Become a total health organization.

Transform core organization structures and processes into a highly integrated delivery system.
Become an accountable care organization.
Improve care delivery and workforce development through innovation in academics.
Ensure a sustainable financial model that supports the Greenville vision and mission.
Greenville continues to move toward a clinic model, although it is not a closed model. Many institutions will not have the time and financial resources to move toward a closed model or fully employed model in time for Patient Protection and Affordable Care Act milestones.
A Note of Caution

Donald Berwick, M.D., administrator of the Centers for Medicare & Medicaid Services, recently stated that “cloaking the status quo is not authentic” during a keynote address at the National Committee for Quality Assurance’s policy conference in Washington D.C. (Read “Some Claim ACO Status without Truly Changing,” by Sandra Yin, in the Dec. 4, 2010, issue of FierceHealthcare. The statement was part of a discussion on how several institutions are suddenly finding that they always have been an ACO.

Berwick’s point is that success in health reform is greater than meeting a set of requirements. It will need to be demonstrated in many ways across the clinical enterprise. Institutions focused on achieving a set of criteria are at risk for missing the greater opportunity of broad clinical care coordination.

That point is not lost on Greenville. Delivering care in a way that improves patients’ health requires a paradigm shift in leadership, organizational structure and care delivery. Greenville’s commitment to clinical integration and physician leadership is an example of the change required for success as an ACO.
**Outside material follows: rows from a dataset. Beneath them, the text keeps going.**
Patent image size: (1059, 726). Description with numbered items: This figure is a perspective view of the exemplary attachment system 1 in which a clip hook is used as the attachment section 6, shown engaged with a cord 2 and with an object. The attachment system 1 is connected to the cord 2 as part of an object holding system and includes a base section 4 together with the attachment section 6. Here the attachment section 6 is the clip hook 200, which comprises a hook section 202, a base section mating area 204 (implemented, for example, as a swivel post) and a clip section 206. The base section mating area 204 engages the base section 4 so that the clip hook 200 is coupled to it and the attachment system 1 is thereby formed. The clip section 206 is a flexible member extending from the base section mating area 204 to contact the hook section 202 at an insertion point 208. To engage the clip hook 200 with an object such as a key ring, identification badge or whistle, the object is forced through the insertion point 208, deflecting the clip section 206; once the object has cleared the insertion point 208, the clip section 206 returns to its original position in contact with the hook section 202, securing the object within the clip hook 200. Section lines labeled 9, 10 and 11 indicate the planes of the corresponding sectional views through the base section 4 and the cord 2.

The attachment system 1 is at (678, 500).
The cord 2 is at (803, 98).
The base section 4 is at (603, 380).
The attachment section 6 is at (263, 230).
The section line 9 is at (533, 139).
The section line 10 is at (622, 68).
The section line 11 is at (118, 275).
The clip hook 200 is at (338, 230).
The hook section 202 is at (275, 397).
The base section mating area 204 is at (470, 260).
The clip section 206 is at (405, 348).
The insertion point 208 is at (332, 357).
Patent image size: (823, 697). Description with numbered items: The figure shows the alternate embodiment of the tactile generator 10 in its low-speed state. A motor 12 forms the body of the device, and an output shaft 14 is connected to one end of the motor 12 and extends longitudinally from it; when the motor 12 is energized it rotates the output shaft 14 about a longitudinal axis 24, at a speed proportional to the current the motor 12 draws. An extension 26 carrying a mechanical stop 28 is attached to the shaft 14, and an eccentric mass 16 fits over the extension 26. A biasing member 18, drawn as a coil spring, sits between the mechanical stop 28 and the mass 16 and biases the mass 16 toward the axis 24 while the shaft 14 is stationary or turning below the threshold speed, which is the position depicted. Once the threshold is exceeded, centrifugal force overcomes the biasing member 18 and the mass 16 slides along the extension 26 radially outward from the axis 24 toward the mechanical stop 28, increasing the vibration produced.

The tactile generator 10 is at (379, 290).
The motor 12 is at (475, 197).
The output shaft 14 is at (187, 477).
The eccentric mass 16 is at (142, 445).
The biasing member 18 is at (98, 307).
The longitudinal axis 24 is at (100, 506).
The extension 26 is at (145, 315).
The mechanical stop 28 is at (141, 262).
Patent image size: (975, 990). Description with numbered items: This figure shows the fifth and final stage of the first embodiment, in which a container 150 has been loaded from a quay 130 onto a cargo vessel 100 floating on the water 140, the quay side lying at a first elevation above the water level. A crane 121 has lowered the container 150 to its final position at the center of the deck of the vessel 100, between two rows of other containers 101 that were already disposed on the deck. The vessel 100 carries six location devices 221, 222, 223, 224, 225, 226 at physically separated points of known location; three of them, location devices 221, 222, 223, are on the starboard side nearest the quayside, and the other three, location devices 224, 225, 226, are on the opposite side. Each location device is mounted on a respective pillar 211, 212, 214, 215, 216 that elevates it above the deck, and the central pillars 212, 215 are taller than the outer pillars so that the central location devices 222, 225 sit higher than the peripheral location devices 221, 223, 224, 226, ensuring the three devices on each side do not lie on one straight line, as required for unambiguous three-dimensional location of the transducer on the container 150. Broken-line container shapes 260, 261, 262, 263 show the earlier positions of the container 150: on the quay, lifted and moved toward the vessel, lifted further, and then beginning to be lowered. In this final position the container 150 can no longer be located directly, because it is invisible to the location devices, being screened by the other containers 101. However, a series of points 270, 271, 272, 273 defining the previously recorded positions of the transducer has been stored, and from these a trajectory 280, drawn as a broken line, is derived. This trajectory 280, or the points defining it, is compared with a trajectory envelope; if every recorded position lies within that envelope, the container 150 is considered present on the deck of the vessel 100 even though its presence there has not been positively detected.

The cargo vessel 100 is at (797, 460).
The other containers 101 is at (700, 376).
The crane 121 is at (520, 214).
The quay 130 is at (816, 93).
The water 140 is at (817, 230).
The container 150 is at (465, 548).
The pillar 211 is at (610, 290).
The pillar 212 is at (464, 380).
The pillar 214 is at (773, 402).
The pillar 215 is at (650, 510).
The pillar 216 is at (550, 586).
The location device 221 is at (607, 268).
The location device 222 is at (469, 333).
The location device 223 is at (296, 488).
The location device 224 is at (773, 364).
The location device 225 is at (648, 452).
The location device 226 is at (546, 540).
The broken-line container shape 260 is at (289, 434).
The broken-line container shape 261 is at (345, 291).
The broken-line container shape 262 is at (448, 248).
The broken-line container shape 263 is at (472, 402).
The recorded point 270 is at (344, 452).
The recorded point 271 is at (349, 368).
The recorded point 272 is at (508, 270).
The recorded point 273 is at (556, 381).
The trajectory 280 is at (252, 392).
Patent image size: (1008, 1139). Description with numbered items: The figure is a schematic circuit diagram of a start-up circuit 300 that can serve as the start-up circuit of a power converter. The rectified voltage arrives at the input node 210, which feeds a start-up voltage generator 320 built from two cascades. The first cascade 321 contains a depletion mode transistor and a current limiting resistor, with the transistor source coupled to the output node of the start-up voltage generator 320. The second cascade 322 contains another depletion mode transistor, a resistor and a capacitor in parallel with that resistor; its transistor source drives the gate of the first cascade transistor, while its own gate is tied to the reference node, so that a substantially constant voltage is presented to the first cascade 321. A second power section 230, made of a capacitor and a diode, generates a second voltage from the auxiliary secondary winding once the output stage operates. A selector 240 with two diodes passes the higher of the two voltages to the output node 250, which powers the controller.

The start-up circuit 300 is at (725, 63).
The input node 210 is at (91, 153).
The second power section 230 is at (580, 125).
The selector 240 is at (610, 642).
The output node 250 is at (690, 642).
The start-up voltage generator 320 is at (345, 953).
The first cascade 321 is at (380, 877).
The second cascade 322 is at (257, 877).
Although Greenville’s physician integration efforts are pervasive, they are not a guarantee of future performance. Better results will require constant work and dedication to a common set of strategic goals that are reinforced in the daily work of the institution.

Looking Ahead

Greenville continues to pursue its strategic objectives amid many challenges and much change. A next step for Greenville is realigning the rewards system so that quality and effective care delivery are supported with the right incentives. Funding will pose a significant challenge for Greenville and other institutions in the coming years, including potential reductions in Medicaid reimbursement at the state level. Many other challenges lie ahead as well, such as uncertainty in PPACA regulations, and even whether some aspects of the legislation will be underfunded or modified by the new Congress.

Despite the uncertainty, Greenville is in a position to succeed with a strong leadership team, including its physician managers. This guidance is critical to providing a clinically integrated academic health system for Greenville’s community and for the state in which it operates.

Christine Stead is a principal and Tom Enders is the managing director of CSC, headquartered in Falls Church, Va.

The opinions expressed by authors do not necessarily reflect the policy of Health Forum Inc. or the American Hospital Association.